Follow-up bone scans may be unneeded in prostate cancer patients with low PSAs

August 16, 2006

Bone scans may no longer be necessary as follow-up in patients with PSA levels less than 5.0 ng/mL, researchers reported in the Journal of Urology (2006; 176:70-4).

Bone scans may no longer be necessary as follow-up in patients with PSA levels less than 5.0 ng/mL, researchers reported in the Journal of Urology (2006; 176:70-4).

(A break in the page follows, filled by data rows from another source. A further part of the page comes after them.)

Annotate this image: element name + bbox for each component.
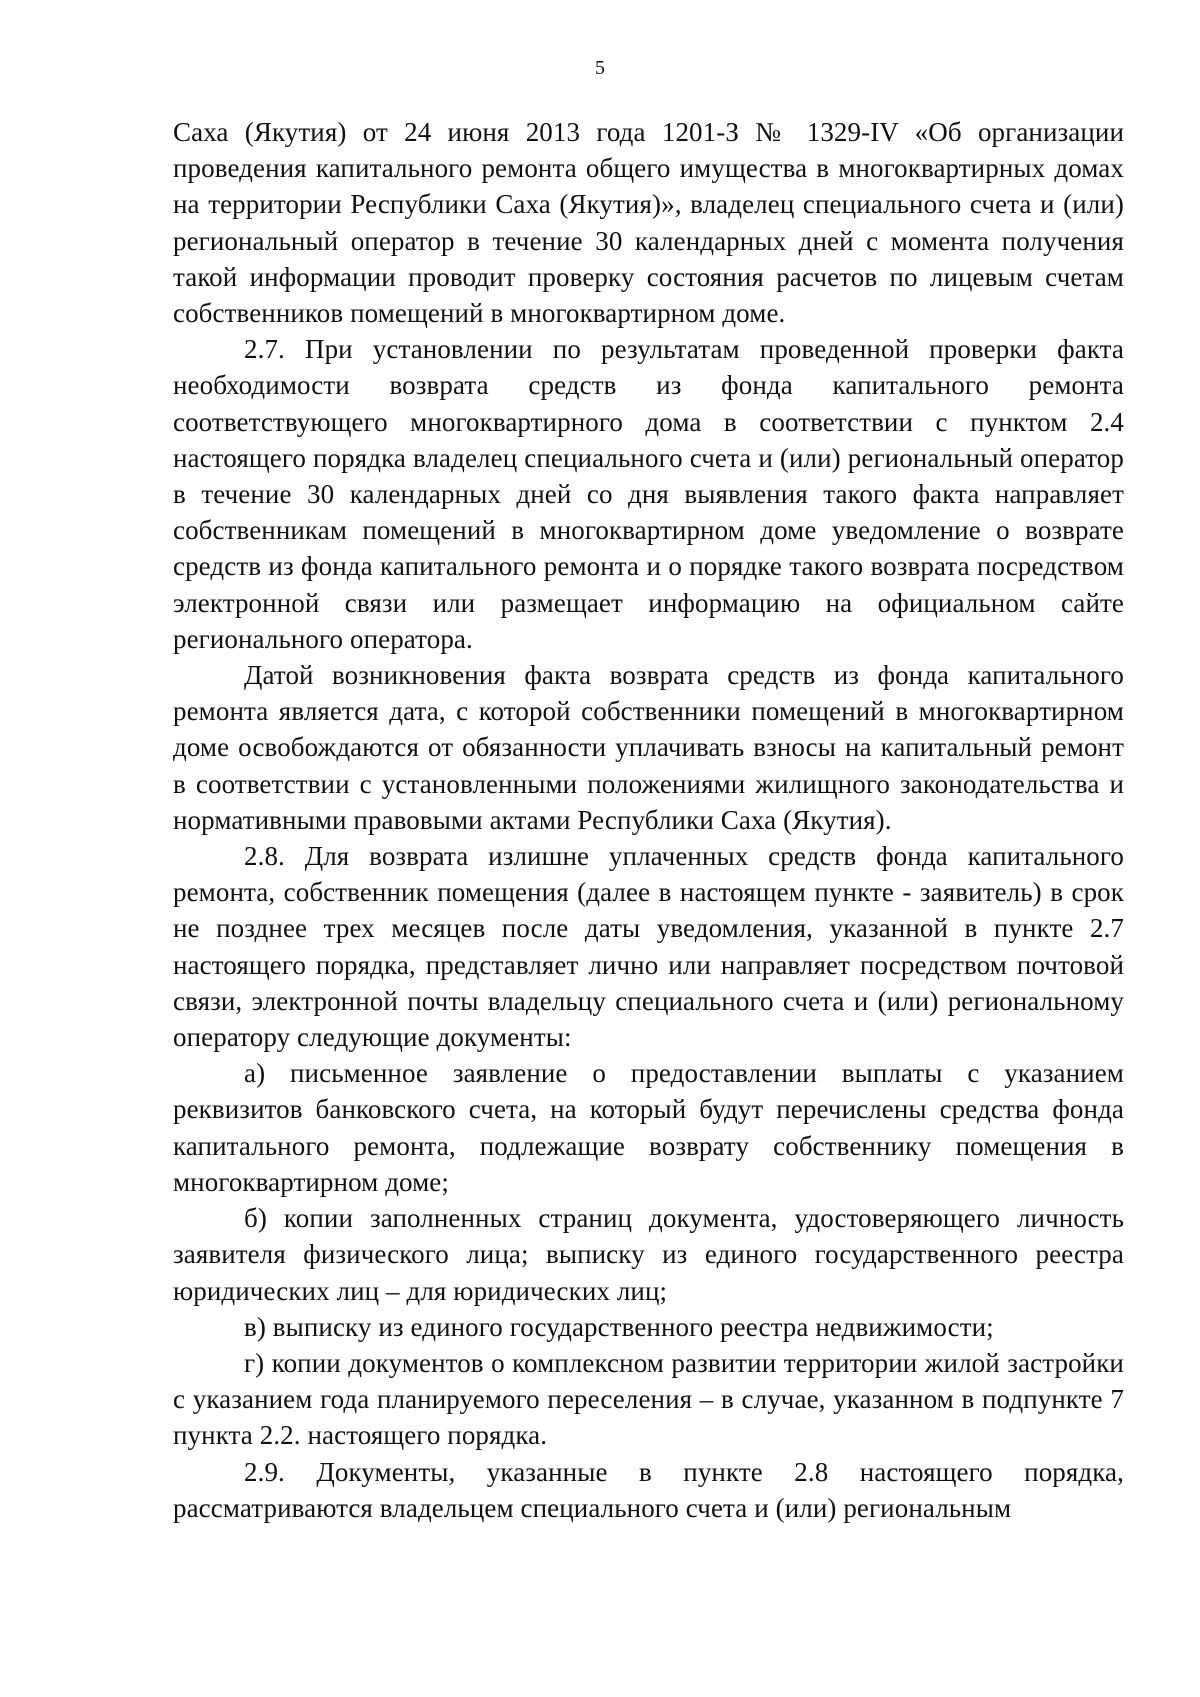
paragraph-continuation: Саха (Якутия) от 24 июня 2013 года 1201-З № 1329-IV «Об организации проведения капитального ремонта общего имущества в многоквартирных домах на территории Республики Саха (Якутия)», владелец специального счета и (или) региональный оператор в течение 30 календарных дней с момента получения такой информации проводит проверку состояния расчетов по лицевым счетам собственников помещений в многоквартирном доме.	[173, 117, 1124, 329]
list-item-a: а) письменное заявление о предоставлении выплаты с указанием реквизитов банковского счета, на который будут перечислены средства фонда капитального ремонта, подлежащие возврату собственнику помещения в многоквартирном доме;	[173, 1058, 1124, 1197]
document-body	[173, 114, 1124, 1526]
paragraph-return-date: Датой возникновения факта возврата средств из фонда капитального ремонта является дата, с которой собственники помещений в многоквартирном доме освобождаются от обязанности уплачивать взносы на капитальный ремонт в соответствии с установленными положениями жилищного законодательства и нормативными правовыми актами Республики Саха (Якутия).	[173, 660, 1124, 835]
paragraph-2-7: 2.7. При установлении по результатам проведенной проверки факта необходимости возврата средств из фонда капитального ремонта соответствующего многоквартирного дома в соответствии с пунктом 2.4 настоящего порядка владелец специального счета и (или) региональный оператор в течение 30 календарных дней со дня выявления такого факта направляет собственникам помещений в многоквартирном доме уведомление о возврате средств из фонда капитального ремонта и о порядке такого возврата посредством электронной связи или размещает информацию на официальном сайте регионального оператора.	[173, 334, 1124, 654]
paragraph-2-8: 2.8. Для возврата излишне уплаченных средств фонда капитального ремонта, собственник помещения (далее в настоящем пункте - заявитель) в срок не позднее трех месяцев после даты уведомления, указанной в пункте 2.7 настоящего порядка, представляет лично или направляет посредством почтовой связи, электронной почты владельцу специального счета и (или) региональному оператору следующие документы:	[173, 841, 1124, 1053]
paragraph-2-9: 2.9. Документы, указанные в пункте 2.8 настоящего порядка, рассматриваются владельцем специального счета и (или) региональным	[173, 1456, 1124, 1523]
page-number: 5	[595, 57, 605, 79]
list-item-b: б) копии заполненных страниц документа, удостоверяющего личность заявителя физического лица; выписку из единого государственного реестра юридических лиц – для юридических лиц;	[173, 1203, 1124, 1306]
list-item-v: в) выписку из единого государственного реестра недвижимости;	[244, 1311, 994, 1342]
list-item-g: г) копии документов о комплексном развитии территории жилой застройки с указанием года планируемого переселения – в случае, указанном в подпункте 7 пункта 2.2. настоящего порядка.	[173, 1347, 1124, 1451]
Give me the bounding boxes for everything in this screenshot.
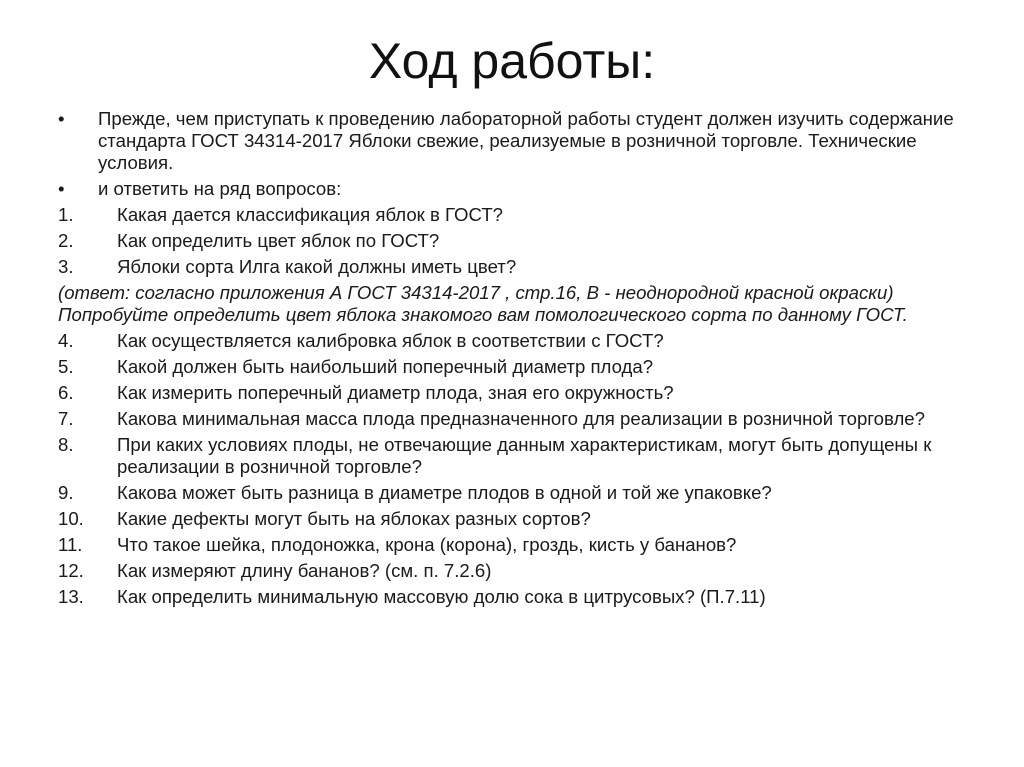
bullet-item bbox=[50, 178, 970, 200]
question-item bbox=[50, 356, 970, 378]
bullet-item bbox=[50, 108, 970, 174]
question-item bbox=[50, 330, 970, 352]
bullet-marker: • bbox=[58, 108, 65, 129]
question-item bbox=[50, 586, 970, 608]
question-item bbox=[50, 204, 970, 226]
question-text: Какие дефекты могут быть на яблоках разных сортов? bbox=[117, 508, 591, 529]
bullet-text: Прежде, чем приступать к проведению лабораторной работы студент должен изучить содержание стандарта ГОСТ 34314-2017 Яблоки свежие, реализуемые в розничной торговле. Технические условия. bbox=[98, 108, 954, 173]
question-text: Какая дается классификация яблок в ГОСТ? bbox=[117, 204, 504, 225]
question-text: Как определить минимальную массовую долю сока в цитрусовых? (П.7.11) bbox=[117, 586, 766, 607]
question-number: 12. bbox=[58, 560, 84, 581]
question-text: Яблоки сорта Илга какой должны иметь цвет? bbox=[117, 256, 517, 277]
question-text: При каких условиях плоды, не отвечающие данным характеристикам, могут быть допущены к реализации в розничной торговле? bbox=[117, 434, 932, 477]
question-number: 8. bbox=[58, 434, 74, 455]
question-number: 1. bbox=[58, 204, 74, 225]
question-text: Какова минимальная масса плода предназначенного для реализации в розничной торговле? bbox=[117, 408, 925, 429]
question-number: 3. bbox=[58, 256, 74, 277]
question-text: Какова может быть разница в диаметре плодов в одной и той же упаковке? bbox=[117, 482, 772, 503]
slide-title: Ход работы: bbox=[368, 33, 656, 89]
question-item bbox=[50, 534, 970, 556]
question-text: Как измеряют длину бананов? (см. п. 7.2.6) bbox=[117, 560, 492, 581]
bullet-marker: • bbox=[58, 178, 65, 199]
question-number: 9. bbox=[58, 482, 74, 503]
question-item bbox=[50, 560, 970, 582]
question-text: Как осуществляется калибровка яблок в соответствии с ГОСТ? bbox=[117, 330, 664, 351]
question-item bbox=[50, 434, 970, 478]
question-number: 6. bbox=[58, 382, 74, 403]
question-number: 13. bbox=[58, 586, 84, 607]
question-number: 7. bbox=[58, 408, 74, 429]
question-text: Как определить цвет яблок по ГОСТ? bbox=[117, 230, 440, 251]
question-item bbox=[50, 230, 970, 252]
question-number: 2. bbox=[58, 230, 74, 251]
answer-note: (ответ: согласно приложения А ГОСТ 34314-2017 , стр.16, В - неоднородной красной окраски) Попробуйте определить цвет яблока знакомого вам помологического сорта по данному ГОСТ. bbox=[58, 282, 908, 325]
question-number: 10. bbox=[58, 508, 84, 529]
question-item bbox=[50, 256, 970, 278]
question-item bbox=[50, 382, 970, 404]
question-number: 4. bbox=[58, 330, 74, 351]
question-text: Что такое шейка, плодоножка, крона (корона), гроздь, кисть у бананов? bbox=[117, 534, 737, 555]
question-item bbox=[50, 408, 970, 430]
question-text: Как измерить поперечный диаметр плода, зная его окружность? bbox=[117, 382, 674, 403]
question-text: Какой должен быть наибольший поперечный диаметр плода? bbox=[117, 356, 654, 377]
question-number: 11. bbox=[58, 534, 83, 555]
question-item bbox=[50, 482, 970, 504]
bullet-text: и ответить на ряд вопросов: bbox=[98, 178, 342, 199]
question-number: 5. bbox=[58, 356, 74, 377]
slide-body bbox=[50, 108, 970, 612]
question-item bbox=[50, 508, 970, 530]
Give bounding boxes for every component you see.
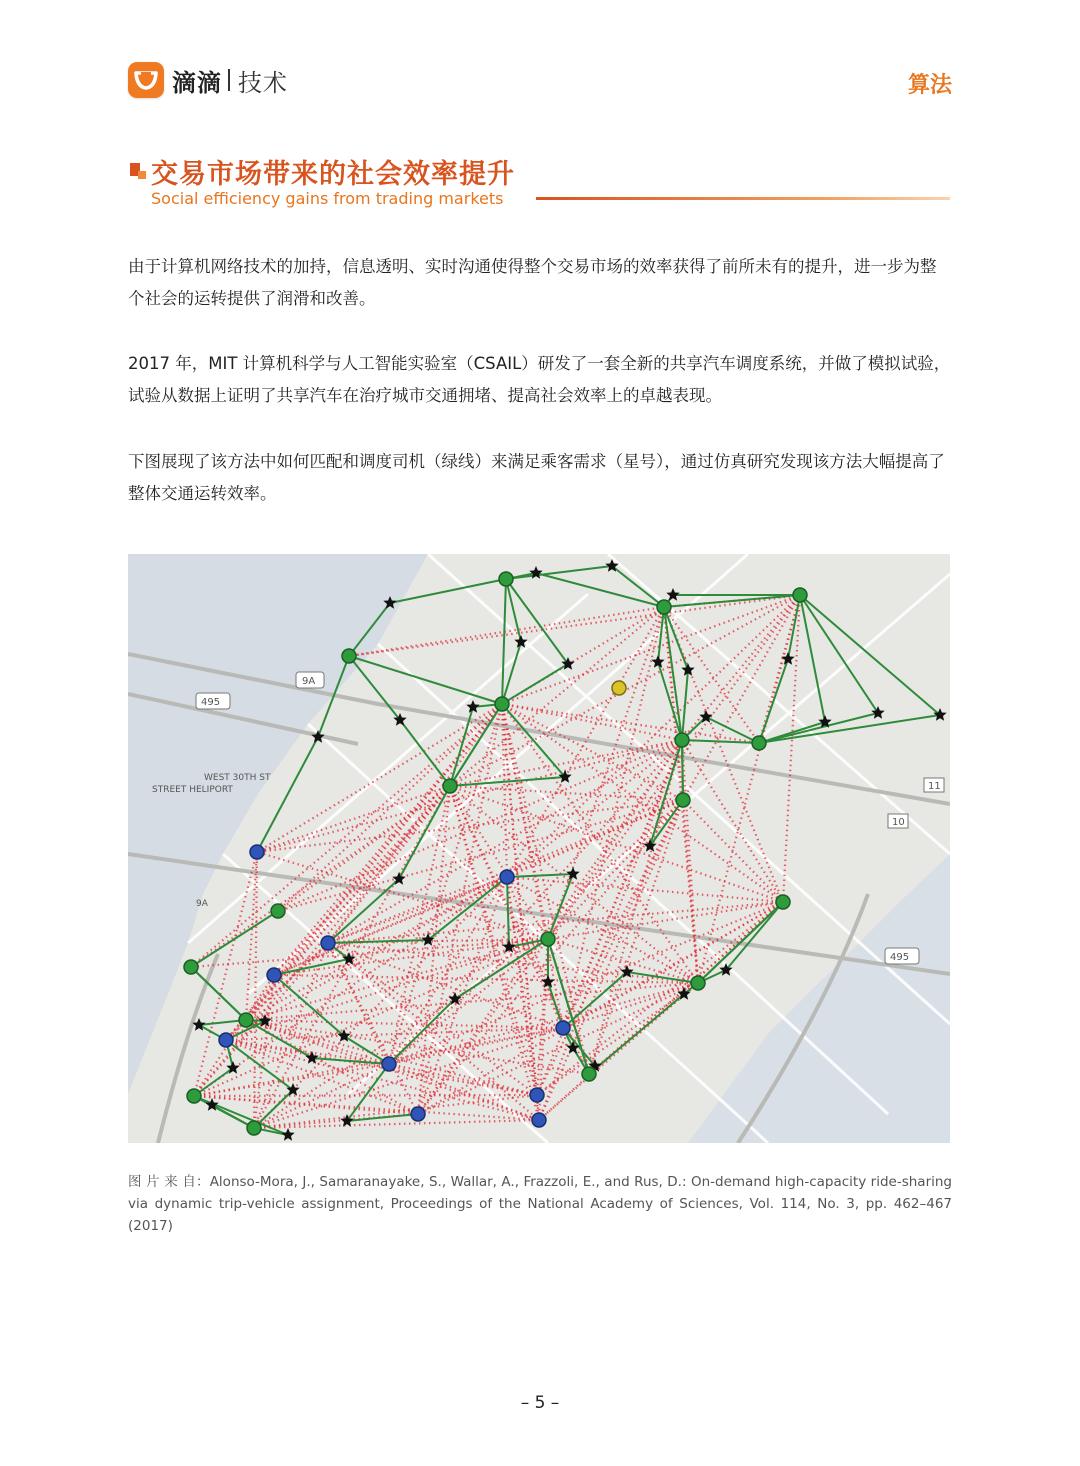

Investigators at the Midwest Urology Research Foundation studied data from the Early Prostate Cancer trial that involved 8,113 men diagnosed with localized prostate cancer who received either placebo or bicalutamide (Casodex) in addition to standard care. All men received bone scans regardless of their PSA.

At PSA levels less than 20.0 ng/mL, researchers found a low incidence (.7% to 3.2%) of positive bone scans in patients who were treated with watchful waiting and who were given placebo or bicalutamide. When PSA levels were 20.0 ng/mL or higher, the sample size was small, yet a significant increase in positive bone scans was observed. Regardless of  whether patients received placebo or bicalutamide, those treated with radiation therapy or radical prostatectomy showed a low incidence (.2% to 1.4%) of positive bone scans if their PSA was less than 5.0 ng/mL.

“For those patients treated expectantly after initial therapy, these data clearly suggest that, for PSAs less than 5.0 ng/mL, there is an extremely low likelihood of bone metastasis,” the researchers said. “However, if salvage radiation therapy or salvage cryosurgery is being contemplated, a bone scan will still be necessary as part of the patient evaluation, regardless of PSA.”